Fri Jan 29 12:05:18 EST 2016

Since we're all talking about making Python faster, I thought I'd drop 
some previous ideas I've had here in case (1) someone wants to actually 
do them, and (2) they really are new ideas that haven't failed in the 
past. Mostly I was thinking about startup time.

Here are the list of modules imported on clean startup on my Windows, 
US-English machine (from -v and cleaned up a bit):

import _frozen_importlib
import _imp
import sys
import '_warnings'
import '_thread'
import '_weakref'
import '_frozen_importlib_external'
import '_io'
import 'marshal'
import 'nt'
import '_thread'
import '_weakref'
import 'winreg'
import 'zipimport'
import '_codecs'
import 'codecs'
import 'encodings.aliases'
import 'encodings'
import 'encodings.mbcs'
import '_signal'
import 'encodings.utf_8'
import 'encodings.latin_1'
import '_weakrefset'
import 'abc'
import 'io'
import 'encodings.cp437'
import 'errno'
import '_stat'
import 'stat'
import 'genericpath'
import 'ntpath'
import '_collections_abc'
import 'os'
import '_sitebuiltins'
import 'sysconfig'
import '_locale'
import '_bootlocale'
import 'encodings.cp1252'
import 'site'

Obviously the easiest first thing is to remove or delay unnecessary 
imports. But a while ago I used a native profiler to trace through this 
and the most impactful modules were the encodings:

import 'encodings.mbcs'
import 'encodings.utf_8'
import 'encodings.latin_1'
import 'encodings.cp437'
import 'encodings.cp1252'

While I don't doubt that we need all of these for *some* reason, 
aliases, cp437 and cp1252 are relatively expensive modules to import. 
Mostly due to having large static dictionaries or data structures 
generated on startup.

Given this is static and mostly read-only information[1], I see no 
reason why we couldn't either generate completely static versions of 
them, or better yet compile the resulting data structures into the core 
binary.

([1]: If being able to write to some of the encoding data is used by 
some people, I vote for breaking that for 3.6 and making it read-only.)

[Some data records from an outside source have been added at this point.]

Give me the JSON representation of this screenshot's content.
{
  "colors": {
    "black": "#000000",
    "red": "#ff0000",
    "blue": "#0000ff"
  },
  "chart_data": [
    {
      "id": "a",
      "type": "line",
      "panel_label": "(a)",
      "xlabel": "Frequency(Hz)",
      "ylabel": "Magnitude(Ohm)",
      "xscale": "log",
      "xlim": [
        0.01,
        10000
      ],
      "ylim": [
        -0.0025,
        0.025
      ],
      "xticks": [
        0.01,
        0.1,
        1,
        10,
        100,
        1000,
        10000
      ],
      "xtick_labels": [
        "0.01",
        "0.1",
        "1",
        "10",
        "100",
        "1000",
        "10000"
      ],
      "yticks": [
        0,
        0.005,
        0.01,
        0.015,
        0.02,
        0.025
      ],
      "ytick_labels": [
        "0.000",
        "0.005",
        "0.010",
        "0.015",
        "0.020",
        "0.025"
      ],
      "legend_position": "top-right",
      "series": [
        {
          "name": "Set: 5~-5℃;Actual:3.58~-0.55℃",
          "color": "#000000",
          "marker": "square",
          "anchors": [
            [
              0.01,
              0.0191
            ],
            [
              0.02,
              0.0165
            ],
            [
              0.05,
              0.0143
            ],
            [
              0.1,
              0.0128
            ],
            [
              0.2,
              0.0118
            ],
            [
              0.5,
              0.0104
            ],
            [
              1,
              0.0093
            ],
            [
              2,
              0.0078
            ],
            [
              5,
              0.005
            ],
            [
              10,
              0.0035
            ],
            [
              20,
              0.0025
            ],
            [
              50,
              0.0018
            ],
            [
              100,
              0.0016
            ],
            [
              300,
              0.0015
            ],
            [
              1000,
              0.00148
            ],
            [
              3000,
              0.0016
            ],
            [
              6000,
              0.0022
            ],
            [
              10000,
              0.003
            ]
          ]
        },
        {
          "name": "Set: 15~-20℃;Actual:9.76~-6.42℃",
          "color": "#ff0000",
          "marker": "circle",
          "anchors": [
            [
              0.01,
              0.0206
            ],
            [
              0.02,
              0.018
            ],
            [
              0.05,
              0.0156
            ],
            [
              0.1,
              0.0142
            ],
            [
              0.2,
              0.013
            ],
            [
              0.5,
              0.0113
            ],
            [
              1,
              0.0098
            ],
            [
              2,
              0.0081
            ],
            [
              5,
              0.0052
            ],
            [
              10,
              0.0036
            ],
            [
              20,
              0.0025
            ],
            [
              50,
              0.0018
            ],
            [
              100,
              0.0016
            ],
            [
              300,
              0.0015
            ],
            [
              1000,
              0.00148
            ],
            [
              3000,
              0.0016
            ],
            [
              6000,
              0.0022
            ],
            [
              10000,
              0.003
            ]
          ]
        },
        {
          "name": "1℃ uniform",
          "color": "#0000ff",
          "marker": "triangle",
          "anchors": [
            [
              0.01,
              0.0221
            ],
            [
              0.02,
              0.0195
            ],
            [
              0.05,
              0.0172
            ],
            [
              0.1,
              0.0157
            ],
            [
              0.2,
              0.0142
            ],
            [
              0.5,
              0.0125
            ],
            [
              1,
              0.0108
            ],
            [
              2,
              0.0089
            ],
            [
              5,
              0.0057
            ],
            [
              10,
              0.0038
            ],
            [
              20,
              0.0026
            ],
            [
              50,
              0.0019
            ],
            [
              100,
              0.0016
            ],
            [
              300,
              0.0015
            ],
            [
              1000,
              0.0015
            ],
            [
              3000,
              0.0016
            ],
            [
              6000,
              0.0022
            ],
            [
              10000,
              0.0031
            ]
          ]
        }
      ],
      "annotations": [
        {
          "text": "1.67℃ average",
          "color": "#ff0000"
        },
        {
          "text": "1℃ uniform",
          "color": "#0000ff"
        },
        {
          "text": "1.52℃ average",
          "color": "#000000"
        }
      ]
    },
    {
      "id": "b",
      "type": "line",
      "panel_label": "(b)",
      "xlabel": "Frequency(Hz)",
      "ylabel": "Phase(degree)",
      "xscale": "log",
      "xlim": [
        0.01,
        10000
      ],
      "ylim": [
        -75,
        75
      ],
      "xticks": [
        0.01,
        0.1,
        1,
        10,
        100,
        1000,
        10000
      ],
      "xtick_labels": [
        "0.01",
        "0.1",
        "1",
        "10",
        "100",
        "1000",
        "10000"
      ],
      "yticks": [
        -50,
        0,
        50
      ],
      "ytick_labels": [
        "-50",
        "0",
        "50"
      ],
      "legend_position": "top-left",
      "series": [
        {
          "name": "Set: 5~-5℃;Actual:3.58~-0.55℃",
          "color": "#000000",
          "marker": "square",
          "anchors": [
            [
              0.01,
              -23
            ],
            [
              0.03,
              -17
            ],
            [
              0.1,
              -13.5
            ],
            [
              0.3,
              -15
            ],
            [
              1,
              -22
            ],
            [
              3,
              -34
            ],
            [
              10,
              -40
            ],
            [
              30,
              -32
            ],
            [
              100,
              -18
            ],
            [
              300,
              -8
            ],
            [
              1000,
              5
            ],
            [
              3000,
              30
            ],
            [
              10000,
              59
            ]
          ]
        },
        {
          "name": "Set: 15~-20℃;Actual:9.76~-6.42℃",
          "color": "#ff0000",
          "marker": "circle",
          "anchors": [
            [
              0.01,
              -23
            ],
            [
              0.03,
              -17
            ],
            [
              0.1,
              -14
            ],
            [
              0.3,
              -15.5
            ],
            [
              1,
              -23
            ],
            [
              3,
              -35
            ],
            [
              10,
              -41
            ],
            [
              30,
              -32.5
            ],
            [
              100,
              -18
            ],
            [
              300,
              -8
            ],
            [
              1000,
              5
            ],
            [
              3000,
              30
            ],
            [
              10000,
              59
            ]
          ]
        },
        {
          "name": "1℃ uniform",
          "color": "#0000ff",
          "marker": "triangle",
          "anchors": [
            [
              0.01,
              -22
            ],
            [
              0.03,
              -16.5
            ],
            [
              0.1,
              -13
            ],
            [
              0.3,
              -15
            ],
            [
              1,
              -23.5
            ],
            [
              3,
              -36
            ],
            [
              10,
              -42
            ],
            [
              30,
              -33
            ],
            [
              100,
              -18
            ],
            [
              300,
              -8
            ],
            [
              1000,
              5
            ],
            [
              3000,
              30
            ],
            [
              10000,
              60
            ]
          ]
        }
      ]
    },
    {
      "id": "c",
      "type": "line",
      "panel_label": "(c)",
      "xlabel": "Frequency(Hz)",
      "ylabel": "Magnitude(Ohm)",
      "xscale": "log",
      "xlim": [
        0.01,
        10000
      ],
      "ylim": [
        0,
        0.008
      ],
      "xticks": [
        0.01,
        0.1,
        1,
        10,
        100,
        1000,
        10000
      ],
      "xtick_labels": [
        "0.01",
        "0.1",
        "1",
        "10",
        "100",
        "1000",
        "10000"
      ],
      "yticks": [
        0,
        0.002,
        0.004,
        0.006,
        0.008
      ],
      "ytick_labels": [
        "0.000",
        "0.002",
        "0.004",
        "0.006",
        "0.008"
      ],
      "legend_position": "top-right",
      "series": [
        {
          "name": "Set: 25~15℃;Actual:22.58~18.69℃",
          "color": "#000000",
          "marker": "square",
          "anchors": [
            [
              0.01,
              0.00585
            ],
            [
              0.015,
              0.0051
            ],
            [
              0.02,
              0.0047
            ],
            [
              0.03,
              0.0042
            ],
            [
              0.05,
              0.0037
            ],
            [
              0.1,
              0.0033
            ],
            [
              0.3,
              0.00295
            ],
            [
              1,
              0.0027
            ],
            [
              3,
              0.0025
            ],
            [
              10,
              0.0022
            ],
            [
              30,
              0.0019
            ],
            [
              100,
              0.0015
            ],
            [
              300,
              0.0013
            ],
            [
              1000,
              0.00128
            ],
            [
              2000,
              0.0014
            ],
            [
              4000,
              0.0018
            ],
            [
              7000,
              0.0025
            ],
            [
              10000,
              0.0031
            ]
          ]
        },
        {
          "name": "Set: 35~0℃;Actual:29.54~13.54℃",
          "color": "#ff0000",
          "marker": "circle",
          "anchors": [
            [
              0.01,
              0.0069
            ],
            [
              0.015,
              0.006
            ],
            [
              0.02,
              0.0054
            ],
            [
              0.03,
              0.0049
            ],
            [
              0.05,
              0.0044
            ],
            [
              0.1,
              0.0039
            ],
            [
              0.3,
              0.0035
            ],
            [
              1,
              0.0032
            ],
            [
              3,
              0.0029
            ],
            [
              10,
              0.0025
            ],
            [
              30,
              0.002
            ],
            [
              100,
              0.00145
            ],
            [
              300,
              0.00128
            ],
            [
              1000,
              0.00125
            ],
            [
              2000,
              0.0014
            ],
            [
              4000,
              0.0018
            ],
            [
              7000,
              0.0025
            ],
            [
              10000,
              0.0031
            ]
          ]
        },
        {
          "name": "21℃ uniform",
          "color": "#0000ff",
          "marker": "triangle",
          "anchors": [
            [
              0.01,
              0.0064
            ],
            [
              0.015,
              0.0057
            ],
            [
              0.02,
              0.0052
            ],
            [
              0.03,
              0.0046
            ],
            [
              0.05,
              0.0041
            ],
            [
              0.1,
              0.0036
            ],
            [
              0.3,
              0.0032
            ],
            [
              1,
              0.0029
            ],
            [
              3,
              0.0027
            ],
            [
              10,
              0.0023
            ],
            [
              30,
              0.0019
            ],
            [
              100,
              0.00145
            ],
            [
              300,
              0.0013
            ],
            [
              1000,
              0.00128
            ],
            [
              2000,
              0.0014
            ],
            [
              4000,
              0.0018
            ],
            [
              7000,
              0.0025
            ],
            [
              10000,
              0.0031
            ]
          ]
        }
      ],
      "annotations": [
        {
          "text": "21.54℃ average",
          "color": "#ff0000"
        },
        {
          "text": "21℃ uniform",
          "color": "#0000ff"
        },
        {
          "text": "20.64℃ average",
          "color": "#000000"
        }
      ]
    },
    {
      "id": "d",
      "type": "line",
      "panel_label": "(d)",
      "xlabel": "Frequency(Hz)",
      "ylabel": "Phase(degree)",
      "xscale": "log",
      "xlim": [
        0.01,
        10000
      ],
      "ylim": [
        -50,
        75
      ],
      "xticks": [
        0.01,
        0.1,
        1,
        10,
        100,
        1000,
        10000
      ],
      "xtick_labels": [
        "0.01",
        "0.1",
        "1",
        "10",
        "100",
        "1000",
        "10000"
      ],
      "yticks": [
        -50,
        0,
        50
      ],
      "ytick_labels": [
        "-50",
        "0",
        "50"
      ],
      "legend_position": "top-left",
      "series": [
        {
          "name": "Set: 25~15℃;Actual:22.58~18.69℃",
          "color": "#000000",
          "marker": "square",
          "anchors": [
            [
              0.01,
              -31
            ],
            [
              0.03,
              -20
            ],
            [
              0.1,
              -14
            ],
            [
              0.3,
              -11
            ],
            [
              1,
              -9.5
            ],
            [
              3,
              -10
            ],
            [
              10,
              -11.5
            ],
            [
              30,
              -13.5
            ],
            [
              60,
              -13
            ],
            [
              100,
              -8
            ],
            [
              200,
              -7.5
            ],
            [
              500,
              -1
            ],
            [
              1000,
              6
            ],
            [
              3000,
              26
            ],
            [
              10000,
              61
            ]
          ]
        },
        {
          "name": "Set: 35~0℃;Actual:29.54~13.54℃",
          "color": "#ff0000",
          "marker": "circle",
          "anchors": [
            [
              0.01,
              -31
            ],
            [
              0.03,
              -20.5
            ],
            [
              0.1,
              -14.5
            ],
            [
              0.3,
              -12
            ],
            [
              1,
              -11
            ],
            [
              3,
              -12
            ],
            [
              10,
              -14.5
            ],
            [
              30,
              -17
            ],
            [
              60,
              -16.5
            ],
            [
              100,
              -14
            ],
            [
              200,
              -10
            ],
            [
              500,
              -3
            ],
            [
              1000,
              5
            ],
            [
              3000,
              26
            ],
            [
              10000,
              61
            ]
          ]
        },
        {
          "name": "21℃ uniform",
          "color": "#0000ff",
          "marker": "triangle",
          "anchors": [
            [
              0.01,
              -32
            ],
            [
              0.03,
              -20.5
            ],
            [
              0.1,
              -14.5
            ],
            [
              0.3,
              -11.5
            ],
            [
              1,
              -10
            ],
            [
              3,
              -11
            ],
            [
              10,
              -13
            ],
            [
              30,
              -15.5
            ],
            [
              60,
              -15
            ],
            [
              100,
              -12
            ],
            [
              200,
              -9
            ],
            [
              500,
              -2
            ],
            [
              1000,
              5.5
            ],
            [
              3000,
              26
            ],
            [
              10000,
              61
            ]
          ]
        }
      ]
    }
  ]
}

This is probably the code snippet that bothered me the most:

     ### Encoding table
     encoding_table=codecs.charmap_build(decoding_table)

It shows up in many of the encodings modules, and while it is not a bad 
function in itself, we are obviously generating a known data structure 
on every startup. Storing these in static data is a tradeoff between 
disk space and startup performance, and one I think it likely to be 
worthwhile.

Anyway, just an idea if someone wants to try it and see what 
improvements we can get. I'd love to do it myself, but when it actually 
comes to finding time I keep coming up short.

Cheers,
Steve

P.S. If you just want to discuss optimisation techniques or benchmarking 
in general, without specific application to CPython 3.6, there's a whole 
internet out there. Please don't make me the cause of a pointless 
centithread. :)